Das Dilemma mit den Impfstoffen

PRÄVENTION Weil die Zahl der Neuinfektionen sinkt, mangelt es an Studienteilnehmern, um Impfstoffe gegen Ebola zuzulassen

BERLIN taz | Es war ein für die Pharmaforschung beispielloser Kraftakt. Arzneimittelhersteller, nationale wie internationale Zulassungs- und Gesundheitsbehörden, die Weltgesundheitsorganisation (WHO) sowie akademische Forscher trieben seit dem Herbst die Erprobung von Impfstoffen gegen Ebola voran: Daten zu möglichen Impfstoffkandidaten gegen die tödliche Viruserkrankung wurden zusammengetragen, bewertet und weiterentwickelt – um sie ab dem Winter 2014/2015 erstmals an Menschen in Europa, den USA und Afrika auf ihre Sicherheit und Wirksamkeit zu testen. Zuvor wurden die potenziellen Impfstoffe aufgrund des geringen Interesses der Weltgemeinschaft spärlich und bestenfalls im Tierversuch getestet.

Die Hoffnungen des britischen Herstellers GlaxoSmithKline und des US-Pharmaunternehmens MSD waren groß, im Laufe des Jahres 2015 ihre beiden Impfstoffe ChAd3-ZEBOV und rVSV-ZEBOV zur Zulassung zu bringen; beide befinden sich in der allerletzten klinischen Testphase. Doch jetzt, auf den letzten Metern, könnte das ehrgeizige Projekt scheitern: Es mangelt an nötigen Studienteilnehmern, damit die Hersteller den Nachweis erbringen können, dass ihre Impfstoffe wirken – also die Krankheit tatsächlich verhindern. „Die Zahl der Neuerkrankungen sinkt erfreulicherweise. Ohne Erkrankungen aber können wir die Wirksamkeit nicht zeigen“, sagte der GSK-Impfstoffexperte Jens Vollmar am Dienstag in Berlin auf einer Konferenz des Verbands forschender Arzneimittelhersteller.

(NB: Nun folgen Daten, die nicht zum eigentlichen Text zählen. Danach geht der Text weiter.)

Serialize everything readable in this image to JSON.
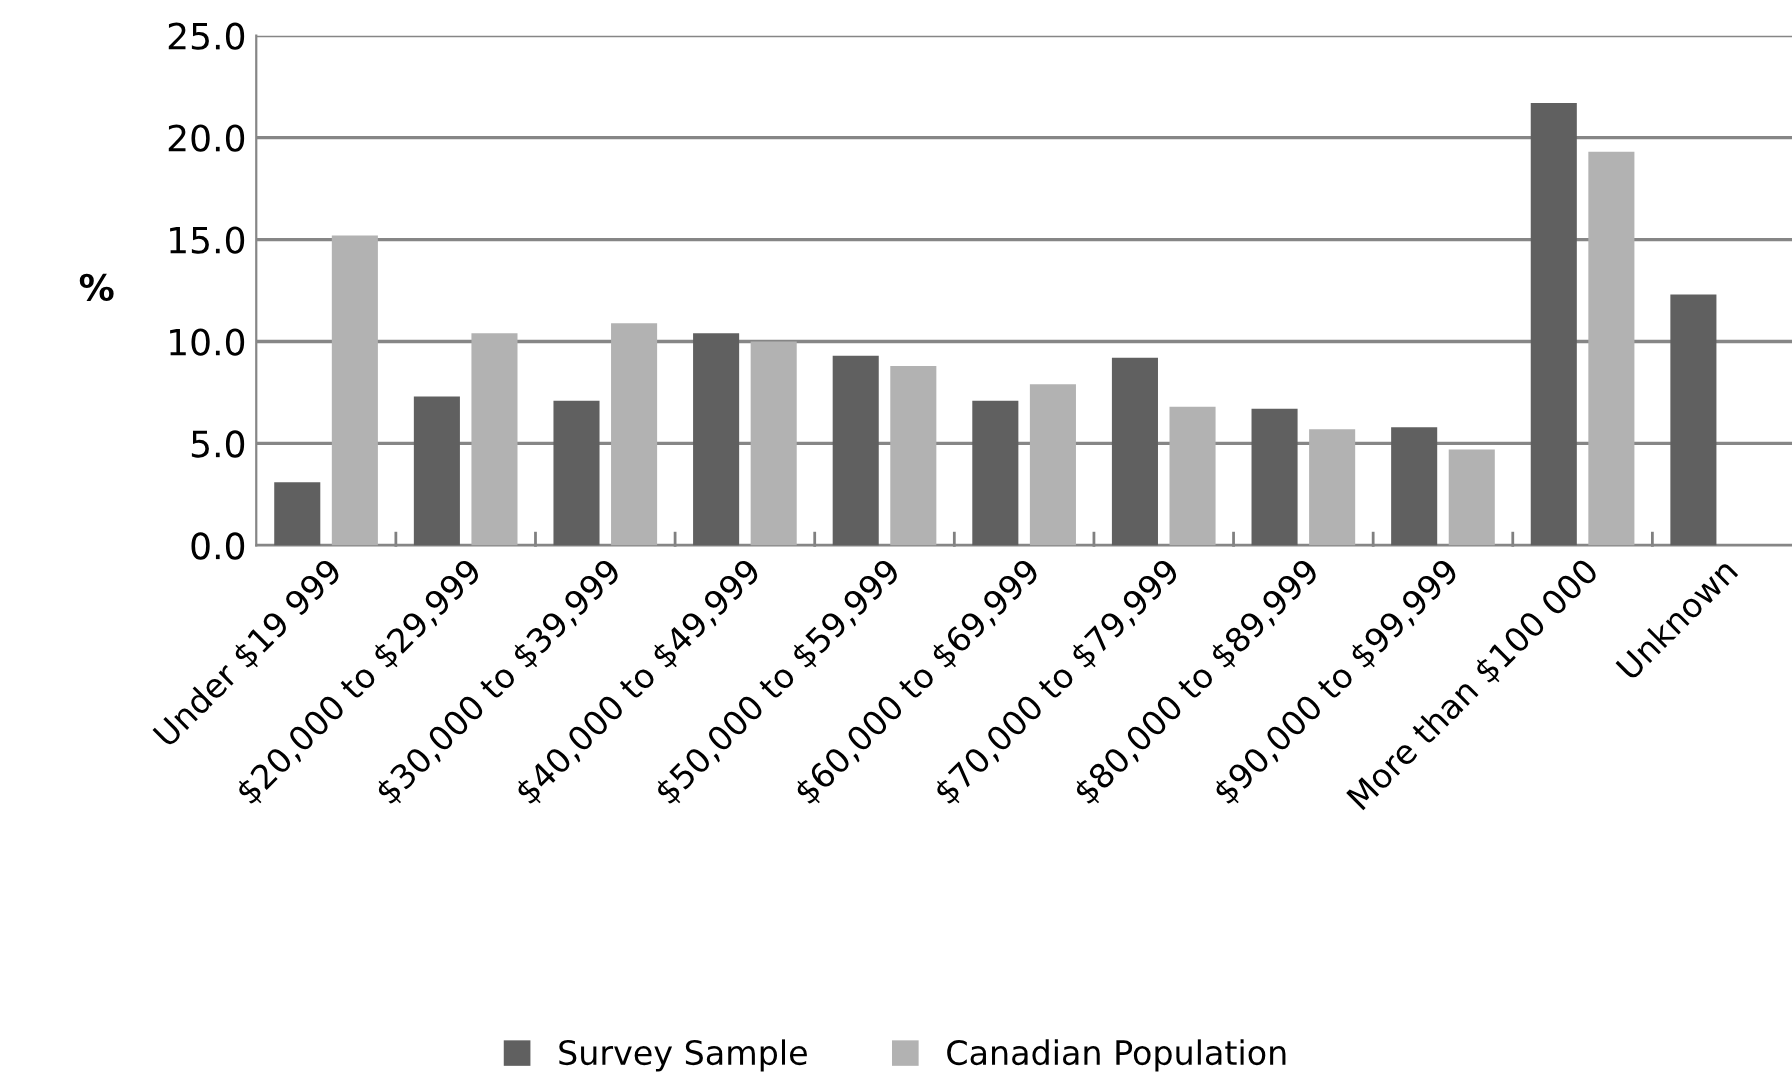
{
  "chart_data": {
    "type": "bar",
    "ylabel": "%",
    "categories": [
      "Under $19 999",
      "$20,000 to $29,999",
      "$30,000 to $39,999",
      "$40,000 to $49,999",
      "$50,000 to $59,999",
      "$60,000 to $69,999",
      "$70,000 to $79,999",
      "$80,000 to $89,999",
      "$90,000 to $99,999",
      "More than $100 000",
      "Unknown"
    ],
    "series": [
      {
        "name": "Survey Sample",
        "color": "#606060",
        "values": [
          3.1,
          7.3,
          7.1,
          10.4,
          9.3,
          7.1,
          9.2,
          6.7,
          5.8,
          21.7,
          12.3
        ]
      },
      {
        "name": "Canadian Population",
        "color": "#b2b2b2",
        "values": [
          15.2,
          10.4,
          10.9,
          10.0,
          8.8,
          7.9,
          6.8,
          5.7,
          4.7,
          19.3,
          null
        ]
      }
    ],
    "ylim": [
      0,
      25
    ],
    "yticks": [
      {
        "value": 0,
        "label": "0.0"
      },
      {
        "value": 5,
        "label": "5.0"
      },
      {
        "value": 10,
        "label": "10.0"
      },
      {
        "value": 15,
        "label": "15.0"
      },
      {
        "value": 20,
        "label": "20.0"
      },
      {
        "value": 25,
        "label": "25.0"
      }
    ],
    "grid": "y",
    "legend": "bottom"
  }
}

Insgesamt 27.000 Menschen aus Liberia, Guinea und Sierra Leone sollen an der seit Februar laufenden Studie teilnehmen, ein Drittel soll den GSK-Impfstoff erhalten, ein Drittel den MSD-Impfstoff und ein Drittel ein Placebo. Eine solche Datenbasis gilt als Voraussetzung, um wissenschaftlich seriöse Aussagen machen zu können. Bislang aber konnten lediglich rund 800 Personen rekrutiert werden. Es sei also möglich, dass die Studien während der laufenden Ebola-Epidemie gar nicht wie geplant zu Ende gebracht werden können, sagte die MSD-Virusforscherin Vanessa Witte.

Damit stehen nicht bloß die Hersteller, die dreistellige Millionenbeträge in die aktuelle Ebola-Forschung investiert haben, vor einem Dilemma: Auch die Zulassungsbehörden müssen nun entscheiden, ob sie die Impfstoffe trotz der mangelhaften Datenlage genehmigen. Ethisch wie medizinwissenschaftlich wäre ein solches Vorgehen höchst fragwürdig. Denn beim nächsten Ebola-Ausbruch würden dann womöglich großflächig Impfstoffe produziert und eingesetzt, von denen nicht bekannt ist, ob sie Menschen tatsächlich vor Ansteckung schützen. „Theoretisch denkbar ist es dennoch“, sagte eine Sprecherin des Paul-Ehrlich-Instituts, der deutschen Zulassungsbehörde für Impfstoffe, der taz. Die Zulassung werde dann davon abhängig gemacht, ob, welche und wie viele Antikörper sich nach der Impfung gebildet hätten. Die Hersteller würden darüber hinaus verpflichtet, nach der Zulassung weitere Studien nachzureichen.